Tilly And The Lost Fairy Tales – Anna James

On a wintery visit to Paris, Tilly and her best friend Oskar bravely bookwander into the land of fairytales to find that characters are getting lost, stories are all mixed-up, and mysterious plot holes are opening without warning. Can Tilly work out who, or what, is behind the chaos so everyone gets their happily-ever-after?

If Women Rose Rooted – Sharon Blackie

If Women Rose Rooted has been described as both transformative and essential. Sharon Blackie leads the reader on a quest to find their place in the world, drawing inspiration from the wise and powerful women in native mythology, and guidance from contemporary role models who have re-rooted themselves in land and community and taken responsibility for shaping the future.
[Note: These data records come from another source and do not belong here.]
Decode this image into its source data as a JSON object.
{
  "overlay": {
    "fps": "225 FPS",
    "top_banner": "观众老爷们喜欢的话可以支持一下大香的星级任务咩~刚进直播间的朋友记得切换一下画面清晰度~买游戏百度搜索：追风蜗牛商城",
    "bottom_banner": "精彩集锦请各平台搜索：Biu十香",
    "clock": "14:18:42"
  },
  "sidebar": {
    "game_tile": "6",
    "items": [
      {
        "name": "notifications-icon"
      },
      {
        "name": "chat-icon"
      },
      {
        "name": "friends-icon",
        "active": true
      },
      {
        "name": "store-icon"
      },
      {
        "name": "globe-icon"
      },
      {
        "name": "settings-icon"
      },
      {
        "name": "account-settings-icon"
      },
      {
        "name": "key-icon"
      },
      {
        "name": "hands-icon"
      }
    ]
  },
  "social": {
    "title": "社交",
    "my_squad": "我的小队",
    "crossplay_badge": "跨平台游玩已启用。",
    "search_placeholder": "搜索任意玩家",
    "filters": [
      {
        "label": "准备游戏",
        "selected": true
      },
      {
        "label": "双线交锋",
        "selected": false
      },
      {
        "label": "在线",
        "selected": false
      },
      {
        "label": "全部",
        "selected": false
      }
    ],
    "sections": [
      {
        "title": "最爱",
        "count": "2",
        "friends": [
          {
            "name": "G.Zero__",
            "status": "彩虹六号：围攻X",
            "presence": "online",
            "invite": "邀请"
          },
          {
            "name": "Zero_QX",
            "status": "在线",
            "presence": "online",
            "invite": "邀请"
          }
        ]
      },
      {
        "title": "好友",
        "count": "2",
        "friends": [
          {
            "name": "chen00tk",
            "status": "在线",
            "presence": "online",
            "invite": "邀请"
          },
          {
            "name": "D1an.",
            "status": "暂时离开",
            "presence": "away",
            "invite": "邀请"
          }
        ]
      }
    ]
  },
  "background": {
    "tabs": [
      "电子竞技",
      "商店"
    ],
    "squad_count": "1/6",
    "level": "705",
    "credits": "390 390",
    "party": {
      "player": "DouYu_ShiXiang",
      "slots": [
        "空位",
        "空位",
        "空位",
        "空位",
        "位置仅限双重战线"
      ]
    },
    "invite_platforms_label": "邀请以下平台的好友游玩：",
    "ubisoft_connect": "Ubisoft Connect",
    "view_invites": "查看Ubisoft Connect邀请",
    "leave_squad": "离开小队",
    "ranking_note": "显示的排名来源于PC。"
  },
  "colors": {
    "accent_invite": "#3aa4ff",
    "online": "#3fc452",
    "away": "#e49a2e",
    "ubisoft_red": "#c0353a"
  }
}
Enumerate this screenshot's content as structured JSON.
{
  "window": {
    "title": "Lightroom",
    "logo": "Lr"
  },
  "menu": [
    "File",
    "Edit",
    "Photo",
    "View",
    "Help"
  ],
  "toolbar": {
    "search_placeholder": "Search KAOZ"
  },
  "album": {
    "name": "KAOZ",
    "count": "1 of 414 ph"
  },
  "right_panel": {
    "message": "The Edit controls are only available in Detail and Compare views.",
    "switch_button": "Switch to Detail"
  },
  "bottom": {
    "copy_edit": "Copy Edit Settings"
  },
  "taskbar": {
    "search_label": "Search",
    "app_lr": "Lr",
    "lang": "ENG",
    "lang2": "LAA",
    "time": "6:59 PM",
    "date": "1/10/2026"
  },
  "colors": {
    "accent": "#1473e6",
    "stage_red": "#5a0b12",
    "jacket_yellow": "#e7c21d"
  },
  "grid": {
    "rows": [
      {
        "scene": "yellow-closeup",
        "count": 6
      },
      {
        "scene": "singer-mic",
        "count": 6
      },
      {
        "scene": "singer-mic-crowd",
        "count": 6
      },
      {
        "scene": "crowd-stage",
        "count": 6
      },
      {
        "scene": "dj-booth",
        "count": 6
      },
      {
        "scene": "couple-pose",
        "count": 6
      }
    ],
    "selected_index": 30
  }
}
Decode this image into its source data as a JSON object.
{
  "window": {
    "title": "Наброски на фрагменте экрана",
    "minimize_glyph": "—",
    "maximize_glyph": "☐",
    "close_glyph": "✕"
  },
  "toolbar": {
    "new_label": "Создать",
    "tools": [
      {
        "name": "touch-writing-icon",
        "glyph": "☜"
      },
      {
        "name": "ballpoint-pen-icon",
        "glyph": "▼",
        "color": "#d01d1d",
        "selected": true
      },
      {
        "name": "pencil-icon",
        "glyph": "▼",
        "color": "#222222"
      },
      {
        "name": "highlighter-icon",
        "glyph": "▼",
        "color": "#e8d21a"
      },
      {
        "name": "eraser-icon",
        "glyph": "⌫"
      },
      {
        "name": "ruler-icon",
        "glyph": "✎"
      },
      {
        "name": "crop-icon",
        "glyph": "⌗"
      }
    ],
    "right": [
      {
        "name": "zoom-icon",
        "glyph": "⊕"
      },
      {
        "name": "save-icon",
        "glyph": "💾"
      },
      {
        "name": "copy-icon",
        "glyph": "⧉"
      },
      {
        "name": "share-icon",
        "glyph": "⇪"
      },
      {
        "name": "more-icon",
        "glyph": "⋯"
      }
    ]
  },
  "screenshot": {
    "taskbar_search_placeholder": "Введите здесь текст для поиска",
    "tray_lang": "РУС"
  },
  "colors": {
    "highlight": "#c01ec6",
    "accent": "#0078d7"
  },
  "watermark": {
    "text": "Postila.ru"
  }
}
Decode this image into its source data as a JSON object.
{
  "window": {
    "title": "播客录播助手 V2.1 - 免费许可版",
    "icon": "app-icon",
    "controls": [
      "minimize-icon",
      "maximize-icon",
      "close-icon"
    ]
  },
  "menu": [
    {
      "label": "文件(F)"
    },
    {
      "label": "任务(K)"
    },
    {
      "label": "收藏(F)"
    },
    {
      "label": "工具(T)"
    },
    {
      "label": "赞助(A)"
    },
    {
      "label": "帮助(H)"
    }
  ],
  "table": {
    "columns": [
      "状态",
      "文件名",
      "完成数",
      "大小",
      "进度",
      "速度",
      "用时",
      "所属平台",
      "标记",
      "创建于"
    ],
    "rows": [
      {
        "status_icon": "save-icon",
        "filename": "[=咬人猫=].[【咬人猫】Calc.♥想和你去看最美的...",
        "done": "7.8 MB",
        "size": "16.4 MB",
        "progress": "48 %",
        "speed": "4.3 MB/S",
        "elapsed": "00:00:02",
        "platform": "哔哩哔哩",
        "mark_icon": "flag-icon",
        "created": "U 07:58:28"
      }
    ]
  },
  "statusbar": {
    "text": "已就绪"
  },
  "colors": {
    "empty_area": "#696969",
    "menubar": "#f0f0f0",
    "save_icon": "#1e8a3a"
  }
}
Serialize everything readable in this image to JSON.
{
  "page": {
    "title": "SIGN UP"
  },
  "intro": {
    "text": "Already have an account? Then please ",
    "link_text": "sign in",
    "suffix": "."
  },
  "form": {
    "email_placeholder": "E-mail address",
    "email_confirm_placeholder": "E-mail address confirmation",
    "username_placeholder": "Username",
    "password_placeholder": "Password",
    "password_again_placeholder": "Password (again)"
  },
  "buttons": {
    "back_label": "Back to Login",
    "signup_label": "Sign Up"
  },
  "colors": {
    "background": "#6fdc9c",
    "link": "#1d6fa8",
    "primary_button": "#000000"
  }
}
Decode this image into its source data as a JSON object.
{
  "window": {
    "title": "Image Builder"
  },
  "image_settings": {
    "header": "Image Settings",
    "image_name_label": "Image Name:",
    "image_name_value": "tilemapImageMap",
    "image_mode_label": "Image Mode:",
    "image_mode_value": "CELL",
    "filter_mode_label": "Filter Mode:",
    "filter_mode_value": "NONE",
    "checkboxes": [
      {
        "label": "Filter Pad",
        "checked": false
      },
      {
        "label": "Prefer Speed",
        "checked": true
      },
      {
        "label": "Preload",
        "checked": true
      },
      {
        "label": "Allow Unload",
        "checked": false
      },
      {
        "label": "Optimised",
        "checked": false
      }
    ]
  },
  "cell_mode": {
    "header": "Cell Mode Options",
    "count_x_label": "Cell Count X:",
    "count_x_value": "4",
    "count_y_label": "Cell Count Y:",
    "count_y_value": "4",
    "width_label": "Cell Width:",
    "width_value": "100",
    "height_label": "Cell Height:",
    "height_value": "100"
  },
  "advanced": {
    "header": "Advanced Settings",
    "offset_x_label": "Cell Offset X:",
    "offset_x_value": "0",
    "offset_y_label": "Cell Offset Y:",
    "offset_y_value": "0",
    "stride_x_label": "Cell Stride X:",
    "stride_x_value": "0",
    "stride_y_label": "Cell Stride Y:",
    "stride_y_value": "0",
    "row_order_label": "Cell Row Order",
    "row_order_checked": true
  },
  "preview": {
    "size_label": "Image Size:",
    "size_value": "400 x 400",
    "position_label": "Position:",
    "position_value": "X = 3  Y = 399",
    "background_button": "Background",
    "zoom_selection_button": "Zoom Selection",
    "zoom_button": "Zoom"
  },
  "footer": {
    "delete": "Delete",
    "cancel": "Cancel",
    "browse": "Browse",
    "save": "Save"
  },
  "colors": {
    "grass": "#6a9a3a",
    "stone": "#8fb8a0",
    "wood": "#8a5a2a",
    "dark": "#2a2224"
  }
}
Beautifully written, honest and moving, If Women Rose Rooted is a passionate song to a different kind of femininity, a rallying, feminist cry for the rewilding of womanhood; reclaiming our role as guardians of the land.

September – Rachel Jamison

The poems in Rachel Webster’s debut collection Septem-ber often address a fleeting moment. Like the month, the moment can be a single leaf falling or a season of life. Webster’s pastoral poems address personal physical change in the seasons of life, including childhood, love, motherhood, and death. Together they lead the reader through a lyrical landscape of conversation, meditation, and healing. The work of a poet sensitive to worlds ex-ternal and internal, September speaks to the core of life and the simplicity of human events and the natural world around us.

I hope you enjoyed reading my Autumn Wishlist for day 4 of Blogtober and hopefully found some inspiration for some autumn reading!